The tweet has been interpreted by many as a negotiating tactic designed to unsettle the player and try to force through a transfer at something closer to Leeds United’s valuation than Chesterfield’s and if that is indeed the case (and it works), it stops looking like the work of a stroppy child who didn’t win and has taken his ball home, but instead, a clever piece of PR that’s saved the club money.

The only trouble with such tactics is they delay progress and Leeds United don’t have a great deal of time remaining to assemble the squad for this campaign. Our inexperienced manager is already facing criticism following some poor pre-season results and he desperately needs the reinforcements. His cause isn’t being helped by the club’s failure to get players in quickly so he can work with them before the season gets underway and start formulating a game-plan for what is likely to be a team consisting of mostly new arrivals who’ve no experience playing together or in the English Championship.

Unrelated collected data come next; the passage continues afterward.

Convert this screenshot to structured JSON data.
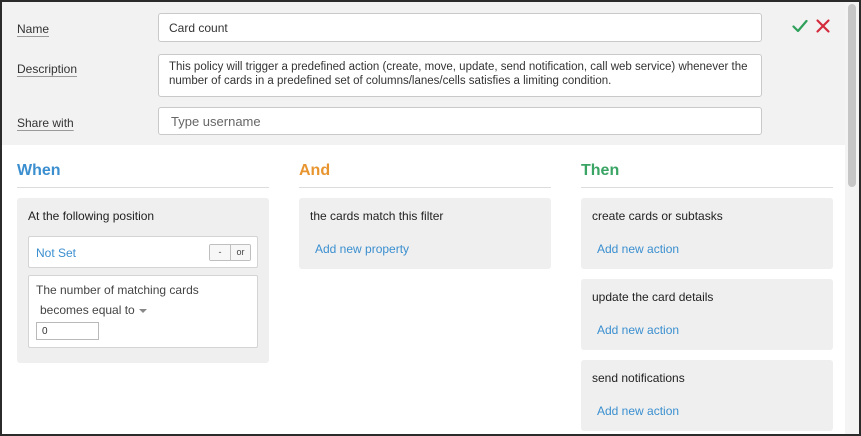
{
  "form": {
    "name_label": "Name",
    "name_value": "Card count",
    "description_label": "Description",
    "description_value": "This policy will trigger a predefined action (create, move, update, send notification, call web service) whenever the number of cards in a predefined set of columns/lanes/cells satisfies a limiting condition.",
    "share_label": "Share with",
    "share_placeholder": "Type username"
  },
  "actions": {
    "confirm_icon": "check-icon",
    "cancel_icon": "close-icon"
  },
  "colors": {
    "when": "#3b8fcf",
    "and": "#e8952f",
    "then": "#3aa464",
    "confirm": "#2fa05a",
    "cancel": "#d42a3c",
    "link": "#3a8fd0"
  },
  "when": {
    "heading": "When",
    "card_title": "At the following position",
    "position_value": "Not Set",
    "toggle_minus": "-",
    "toggle_or": "or",
    "condition_text": "The number of matching cards",
    "condition_operator": "becomes equal to",
    "condition_value": "0"
  },
  "and": {
    "heading": "And",
    "card_title": "the cards match this filter",
    "link": "Add new property"
  },
  "then": {
    "heading": "Then",
    "cards": [
      {
        "title": "create cards or subtasks",
        "link": "Add new action"
      },
      {
        "title": "update the card details",
        "link": "Add new action"
      },
      {
        "title": "send notifications",
        "link": "Add new action"
      }
    ]
  }
}
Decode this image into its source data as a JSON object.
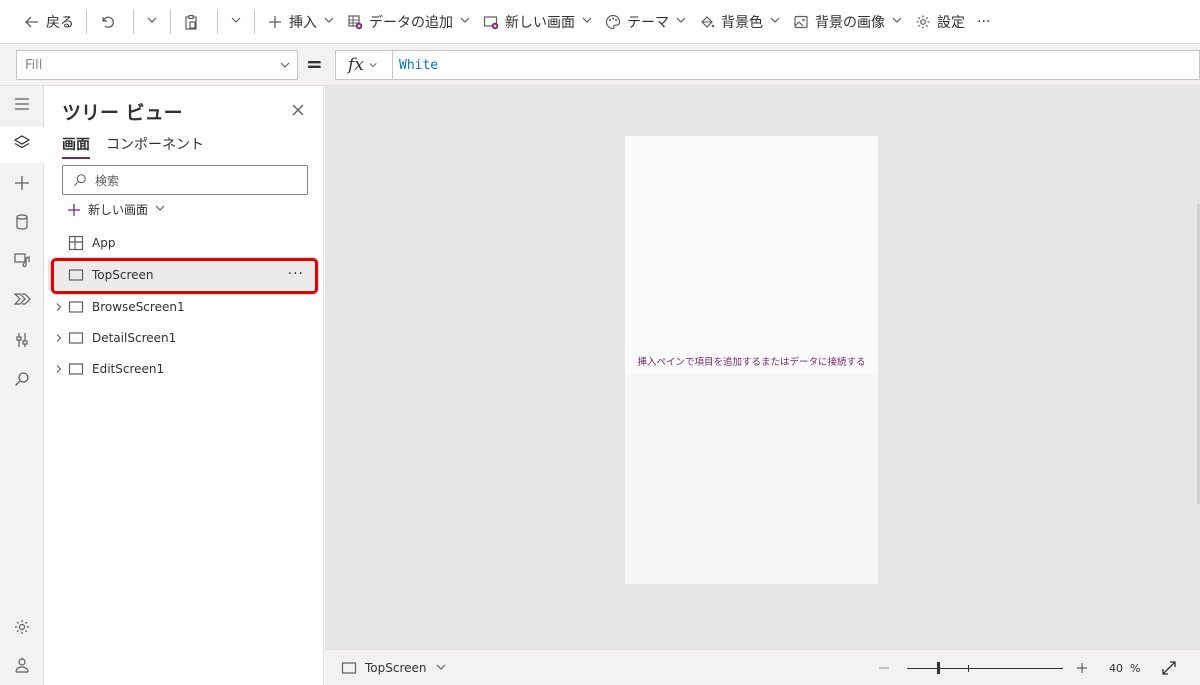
{
  "toolbar": {
    "back": "戻る",
    "insert": "挿入",
    "add_data": "データの追加",
    "new_screen": "新しい画面",
    "theme": "テーマ",
    "background_color": "背景色",
    "background_image": "背景の画像",
    "settings": "設定",
    "more": "···"
  },
  "formula_bar": {
    "property": "Fill",
    "equals": "=",
    "fx": "fx",
    "formula": "White"
  },
  "tree_view": {
    "title": "ツリー ビュー",
    "tabs": [
      {
        "label": "画面",
        "active": true
      },
      {
        "label": "コンポーネント",
        "active": false
      }
    ],
    "search_placeholder": "検索",
    "new_screen": "新しい画面",
    "items": [
      {
        "label": "App",
        "icon": "app-grid-icon",
        "expandable": false,
        "selected": false
      },
      {
        "label": "TopScreen",
        "icon": "screen-icon",
        "expandable": false,
        "selected": true,
        "more": "···"
      },
      {
        "label": "BrowseScreen1",
        "icon": "screen-icon",
        "expandable": true,
        "selected": false
      },
      {
        "label": "DetailScreen1",
        "icon": "screen-icon",
        "expandable": true,
        "selected": false
      },
      {
        "label": "EditScreen1",
        "icon": "screen-icon",
        "expandable": true,
        "selected": false
      }
    ]
  },
  "canvas": {
    "hint": "挿入ペインで項目を追加するまたはデータに接続する"
  },
  "statusbar": {
    "screen": "TopScreen",
    "zoom_value": "40",
    "zoom_unit": "%"
  },
  "colors": {
    "accent": "#742774",
    "highlight_border": "#e60000",
    "formula_text": "#0078b4"
  }
}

While this may sound like the ramblings of a fan frustrated by the slow pace the transfer window invariably moves at, a fact belied by the flashy 24/7 Sky Sports News coverage which makes us believe everything is going to happen in the very next minute (or just after the adverts), my concern is that we’re going to waste the first half dozen games blooding players and by the time we find any sort of rhythm and understanding, we’ll already be playing catch-up and face an uphill battle. Before you know it, another season has been lost to a poor transfer window and we’re counting the minutes until August all over again.

If we’ve identified a target good enough to improve our defence and the statement from the club was a bluff, can we really afford to be wasting time playing such games? Even if that’s not the case and we’ve genuinely been put off by the price-tag Chesterfield have placed on Cooper and won’t be returning to the negotiating table, we have to make haste in finding someone else because the transfer of Tom Lees starts to look very short-sighted with so little cover in defence and no signing lined up to replace him.

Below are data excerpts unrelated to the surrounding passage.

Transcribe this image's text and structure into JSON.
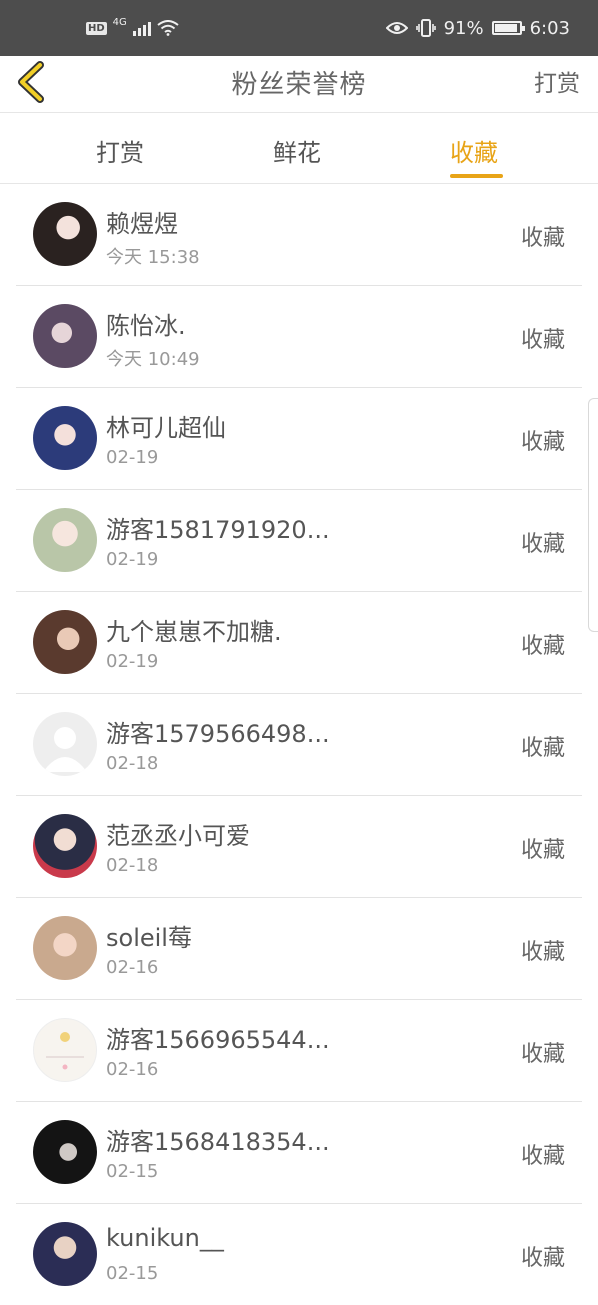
{
  "status_bar": {
    "hd": "HD",
    "network": "4G",
    "battery_text": "91%",
    "battery_level": 0.91,
    "time": "6:03"
  },
  "header": {
    "back_icon": "chevron-left-icon",
    "title": "粉丝荣誉榜",
    "action": "打赏"
  },
  "colors": {
    "accent": "#e8a417",
    "text": "#555555",
    "subtle": "#999999",
    "status_bar": "#4d4d4d"
  },
  "tabs": [
    {
      "label": "打赏",
      "active": false
    },
    {
      "label": "鲜花",
      "active": false
    },
    {
      "label": "收藏",
      "active": true
    }
  ],
  "fans": [
    {
      "name": "赖煜煜",
      "date": "今天 15:38",
      "action": "收藏",
      "avatar": "photo-avatar"
    },
    {
      "name": "陈怡冰.",
      "date": "今天 10:49",
      "action": "收藏",
      "avatar": "photo-avatar"
    },
    {
      "name": "林可儿超仙",
      "date": "02-19",
      "action": "收藏",
      "avatar": "photo-avatar"
    },
    {
      "name": "游客1581791920...",
      "date": "02-19",
      "action": "收藏",
      "avatar": "photo-avatar"
    },
    {
      "name": "九个崽崽不加糖.",
      "date": "02-19",
      "action": "收藏",
      "avatar": "photo-avatar"
    },
    {
      "name": "游客1579566498...",
      "date": "02-18",
      "action": "收藏",
      "avatar": "default-user-avatar"
    },
    {
      "name": "范丞丞小可爱",
      "date": "02-18",
      "action": "收藏",
      "avatar": "photo-avatar"
    },
    {
      "name": "soleil莓",
      "date": "02-16",
      "action": "收藏",
      "avatar": "photo-avatar"
    },
    {
      "name": "游客1566965544...",
      "date": "02-16",
      "action": "收藏",
      "avatar": "photo-avatar"
    },
    {
      "name": "游客1568418354...",
      "date": "02-15",
      "action": "收藏",
      "avatar": "photo-avatar"
    },
    {
      "name": "kunikun__",
      "date": "02-15",
      "action": "收藏",
      "avatar": "photo-avatar"
    }
  ]
}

We have just one friendly and eight days to get our squad in place before the new season kicks off at Millwall and at this moment in time, I don’t see a squad stronger than the one we ended last season with – and Jose Mourinho couldn’t have done much with that so it hardly seems fair to expect better from David Hockaday!

That said, if we can land Cooper and push through the other stalled deals for Viviani and Benedicic, we may still be missing a couple of important players – the “icing on the cake” if you will – but at least we’d have in place a new core we can build around because adding a bit of flair from a solitary winger or a striker doesn’t fundamentally change the make-up of a squad, but when we’re still waiting to sign another half dozen first team players at this stage of the summer, we’re cutting things a little too close to the wire.